Jun 17 2010
Alan Wake
Finally: After several months of poor or mediocre releases, there’s finally a new blockbuster game worth playing!
Alan Wake is more like an interactive horror movie than it is a third person shooter. It’s got great atmosphere, a twisted multi-layered and well written and narrated story line, it pushes the graphics capabilities of the Xbox 360 beyond her limits and it offers a deeply immersive (single player) gaming experience.
You follow bestseller author Alan Wake on a vacation with his wife and muse to a lake house near the small town Bright Falls where he hopes to finally break his writer’s block that has been keeping him from writing a new book for two years already. But reality is quickly falling apart in this interactive movie, when you discover that the lake where you are spending your vacation has the power to make works of art and fiction come true and that a dark force wants to use your creative skills to set itself free.

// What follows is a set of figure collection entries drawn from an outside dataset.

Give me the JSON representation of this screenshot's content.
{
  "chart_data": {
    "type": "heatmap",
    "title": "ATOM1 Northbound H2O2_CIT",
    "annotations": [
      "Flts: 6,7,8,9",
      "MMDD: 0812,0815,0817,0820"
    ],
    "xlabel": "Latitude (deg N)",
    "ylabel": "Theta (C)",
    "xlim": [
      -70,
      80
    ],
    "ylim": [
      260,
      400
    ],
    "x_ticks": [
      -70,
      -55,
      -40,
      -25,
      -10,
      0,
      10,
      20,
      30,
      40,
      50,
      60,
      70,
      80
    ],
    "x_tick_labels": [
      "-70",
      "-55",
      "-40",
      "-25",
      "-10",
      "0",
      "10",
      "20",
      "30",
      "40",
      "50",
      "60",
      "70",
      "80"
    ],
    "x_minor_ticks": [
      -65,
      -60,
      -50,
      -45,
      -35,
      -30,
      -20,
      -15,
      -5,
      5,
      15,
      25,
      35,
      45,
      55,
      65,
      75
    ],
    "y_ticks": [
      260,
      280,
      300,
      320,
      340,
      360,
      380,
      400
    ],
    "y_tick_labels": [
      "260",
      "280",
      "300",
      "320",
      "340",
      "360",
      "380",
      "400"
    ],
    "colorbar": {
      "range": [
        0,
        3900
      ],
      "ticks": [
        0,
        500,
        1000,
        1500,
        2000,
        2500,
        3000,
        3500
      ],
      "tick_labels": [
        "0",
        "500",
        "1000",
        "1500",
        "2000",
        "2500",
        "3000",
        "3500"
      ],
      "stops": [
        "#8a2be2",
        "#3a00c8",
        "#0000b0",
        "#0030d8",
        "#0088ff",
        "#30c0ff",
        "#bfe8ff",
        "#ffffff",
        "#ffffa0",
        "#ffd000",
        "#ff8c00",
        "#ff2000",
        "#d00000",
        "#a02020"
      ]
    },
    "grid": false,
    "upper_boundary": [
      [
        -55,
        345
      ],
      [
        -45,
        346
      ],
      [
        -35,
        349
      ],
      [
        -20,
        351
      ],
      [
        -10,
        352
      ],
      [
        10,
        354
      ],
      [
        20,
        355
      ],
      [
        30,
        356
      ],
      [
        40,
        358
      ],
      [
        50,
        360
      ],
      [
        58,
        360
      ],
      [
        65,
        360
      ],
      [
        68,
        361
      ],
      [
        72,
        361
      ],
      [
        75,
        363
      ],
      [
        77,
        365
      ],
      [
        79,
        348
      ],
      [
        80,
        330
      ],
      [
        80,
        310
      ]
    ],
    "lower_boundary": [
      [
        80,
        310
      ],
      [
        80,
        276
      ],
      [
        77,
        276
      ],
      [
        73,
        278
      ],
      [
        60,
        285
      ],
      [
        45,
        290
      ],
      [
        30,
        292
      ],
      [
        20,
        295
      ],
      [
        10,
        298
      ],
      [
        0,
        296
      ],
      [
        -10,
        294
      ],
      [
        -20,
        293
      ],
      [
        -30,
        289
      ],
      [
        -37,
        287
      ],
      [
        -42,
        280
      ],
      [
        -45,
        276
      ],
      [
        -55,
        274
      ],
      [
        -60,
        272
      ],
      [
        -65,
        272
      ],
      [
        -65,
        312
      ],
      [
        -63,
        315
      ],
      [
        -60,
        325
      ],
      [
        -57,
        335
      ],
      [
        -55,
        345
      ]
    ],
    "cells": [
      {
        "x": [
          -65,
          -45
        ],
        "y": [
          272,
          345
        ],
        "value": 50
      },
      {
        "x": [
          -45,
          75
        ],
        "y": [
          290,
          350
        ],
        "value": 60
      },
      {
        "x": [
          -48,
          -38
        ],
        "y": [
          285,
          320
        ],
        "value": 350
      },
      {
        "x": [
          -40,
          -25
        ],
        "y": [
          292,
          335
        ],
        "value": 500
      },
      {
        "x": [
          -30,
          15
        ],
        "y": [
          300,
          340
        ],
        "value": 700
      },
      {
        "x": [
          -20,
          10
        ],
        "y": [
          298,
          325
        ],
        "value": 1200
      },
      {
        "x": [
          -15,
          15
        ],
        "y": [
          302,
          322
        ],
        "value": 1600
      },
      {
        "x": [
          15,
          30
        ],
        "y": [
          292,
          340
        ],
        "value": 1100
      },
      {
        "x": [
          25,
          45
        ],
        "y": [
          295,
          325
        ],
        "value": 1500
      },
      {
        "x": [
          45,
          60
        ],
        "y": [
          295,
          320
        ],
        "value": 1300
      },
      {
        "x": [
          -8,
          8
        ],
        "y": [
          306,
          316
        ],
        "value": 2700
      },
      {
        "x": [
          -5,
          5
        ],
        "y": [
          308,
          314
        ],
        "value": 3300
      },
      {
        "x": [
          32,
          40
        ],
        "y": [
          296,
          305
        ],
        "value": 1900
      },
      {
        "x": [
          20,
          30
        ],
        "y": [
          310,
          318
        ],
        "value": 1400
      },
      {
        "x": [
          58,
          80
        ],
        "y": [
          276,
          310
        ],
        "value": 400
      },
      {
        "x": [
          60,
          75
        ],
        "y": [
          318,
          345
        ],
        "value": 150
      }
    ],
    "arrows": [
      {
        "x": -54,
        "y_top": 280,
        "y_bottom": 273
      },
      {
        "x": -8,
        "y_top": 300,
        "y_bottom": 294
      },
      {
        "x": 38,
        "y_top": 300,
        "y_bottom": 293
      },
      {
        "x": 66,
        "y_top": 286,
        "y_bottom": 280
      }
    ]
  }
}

The lake house was formerly owned by another author who appears in your nightmares and whose story is somehow interwoven with your own fate. You begin to find pages of a manuscript which appears to have been written by you, but you cannot remember ever having worked on it. But what really cracks the borders of your mental sanity is that those pages describe events that happen only after you have found them.
When your wife suddenly disappears, you have to find out whether you are a real person in charge of your life or whether you have been written by someone and are only a character in a horror story with self awareness, but without any influence on your own destiny. But whether you are a fictive character yourself or not, you have to write your own ending to the story in order to get your lover back from the darkness that took her.

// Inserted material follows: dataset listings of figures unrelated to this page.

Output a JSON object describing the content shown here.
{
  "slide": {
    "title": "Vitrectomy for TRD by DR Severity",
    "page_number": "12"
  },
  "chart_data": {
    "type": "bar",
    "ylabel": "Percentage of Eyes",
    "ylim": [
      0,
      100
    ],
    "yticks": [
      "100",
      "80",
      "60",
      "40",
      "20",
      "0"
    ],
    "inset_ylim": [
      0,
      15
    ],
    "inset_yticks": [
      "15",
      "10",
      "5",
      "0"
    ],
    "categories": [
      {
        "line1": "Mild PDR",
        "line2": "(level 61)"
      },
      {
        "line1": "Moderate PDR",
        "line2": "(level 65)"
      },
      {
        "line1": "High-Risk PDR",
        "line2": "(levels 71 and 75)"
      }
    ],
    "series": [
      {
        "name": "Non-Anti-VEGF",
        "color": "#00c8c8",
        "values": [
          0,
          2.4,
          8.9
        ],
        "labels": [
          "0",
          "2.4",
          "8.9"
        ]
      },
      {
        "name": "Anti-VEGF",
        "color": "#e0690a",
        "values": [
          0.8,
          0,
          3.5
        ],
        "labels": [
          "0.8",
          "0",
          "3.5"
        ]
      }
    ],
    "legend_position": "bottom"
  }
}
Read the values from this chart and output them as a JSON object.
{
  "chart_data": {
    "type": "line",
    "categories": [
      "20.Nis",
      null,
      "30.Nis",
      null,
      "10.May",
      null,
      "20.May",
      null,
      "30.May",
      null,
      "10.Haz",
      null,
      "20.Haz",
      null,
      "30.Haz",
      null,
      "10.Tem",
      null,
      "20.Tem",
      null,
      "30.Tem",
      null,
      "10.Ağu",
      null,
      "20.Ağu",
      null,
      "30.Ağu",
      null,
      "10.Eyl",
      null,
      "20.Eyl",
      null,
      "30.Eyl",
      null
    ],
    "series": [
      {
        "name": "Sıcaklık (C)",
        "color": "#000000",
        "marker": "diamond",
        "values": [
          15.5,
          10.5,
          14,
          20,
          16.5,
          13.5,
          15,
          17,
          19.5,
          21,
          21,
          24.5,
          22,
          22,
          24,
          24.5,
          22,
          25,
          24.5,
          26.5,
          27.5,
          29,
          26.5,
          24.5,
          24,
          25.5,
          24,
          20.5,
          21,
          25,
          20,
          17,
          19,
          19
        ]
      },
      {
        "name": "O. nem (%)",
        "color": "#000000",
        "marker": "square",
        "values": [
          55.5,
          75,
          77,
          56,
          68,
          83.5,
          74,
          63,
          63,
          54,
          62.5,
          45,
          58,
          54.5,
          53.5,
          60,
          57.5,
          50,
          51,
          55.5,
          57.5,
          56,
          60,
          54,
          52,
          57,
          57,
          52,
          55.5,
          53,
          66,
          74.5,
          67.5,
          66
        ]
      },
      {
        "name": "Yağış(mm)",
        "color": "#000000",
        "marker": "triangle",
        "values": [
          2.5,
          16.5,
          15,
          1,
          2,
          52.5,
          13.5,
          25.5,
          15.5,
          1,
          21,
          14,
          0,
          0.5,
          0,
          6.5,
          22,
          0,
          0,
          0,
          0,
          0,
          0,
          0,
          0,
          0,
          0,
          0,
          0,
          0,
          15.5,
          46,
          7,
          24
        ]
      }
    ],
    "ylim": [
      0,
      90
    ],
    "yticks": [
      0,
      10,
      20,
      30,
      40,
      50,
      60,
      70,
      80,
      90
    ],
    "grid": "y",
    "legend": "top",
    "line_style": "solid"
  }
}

An odyssey through the works of yourself and the author who visited you in your nightmares begins, with the materialized darkness in close pursuit.

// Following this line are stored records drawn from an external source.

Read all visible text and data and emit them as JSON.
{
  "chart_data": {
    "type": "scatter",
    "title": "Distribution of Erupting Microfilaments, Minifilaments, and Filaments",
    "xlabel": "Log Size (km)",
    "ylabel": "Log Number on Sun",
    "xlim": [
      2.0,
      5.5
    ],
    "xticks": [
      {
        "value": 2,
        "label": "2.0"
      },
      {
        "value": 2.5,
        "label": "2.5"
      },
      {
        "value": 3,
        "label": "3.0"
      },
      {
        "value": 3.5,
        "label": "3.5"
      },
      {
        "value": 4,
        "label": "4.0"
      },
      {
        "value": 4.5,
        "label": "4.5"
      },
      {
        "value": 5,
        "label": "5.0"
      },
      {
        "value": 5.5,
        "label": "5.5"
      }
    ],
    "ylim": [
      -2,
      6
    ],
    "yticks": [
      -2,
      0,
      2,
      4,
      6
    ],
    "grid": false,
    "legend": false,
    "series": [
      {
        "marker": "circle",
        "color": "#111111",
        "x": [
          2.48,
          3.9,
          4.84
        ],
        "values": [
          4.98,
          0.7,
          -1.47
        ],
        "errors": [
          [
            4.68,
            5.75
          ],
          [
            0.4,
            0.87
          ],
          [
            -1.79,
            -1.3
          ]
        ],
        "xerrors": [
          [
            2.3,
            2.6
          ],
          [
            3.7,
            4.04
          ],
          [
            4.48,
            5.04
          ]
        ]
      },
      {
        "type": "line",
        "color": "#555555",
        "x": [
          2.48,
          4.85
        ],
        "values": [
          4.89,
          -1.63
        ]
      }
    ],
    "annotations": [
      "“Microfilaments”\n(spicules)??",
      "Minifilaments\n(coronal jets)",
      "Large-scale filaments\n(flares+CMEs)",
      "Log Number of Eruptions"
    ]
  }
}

Thanks to Microsoft’s intervention, Alan Wake is an Xbox 360-exclusive title and the PC version that was under development is being held back and might never hit the shelves of a store. But Xboxes are cheap, so if you don’t already own one, you should definitely get one to play this game. It’s well worth it.
UPDATE: Maybe I should mention that many of the ideas in Alan Wake remind me of John Carpenter’s In The Mouth Of Madness. It doesn’t really matter, though. Alan Wake has a life and soul of its own. But if you liked John Carpenter’s movie, chances are that you will also enjoy this game.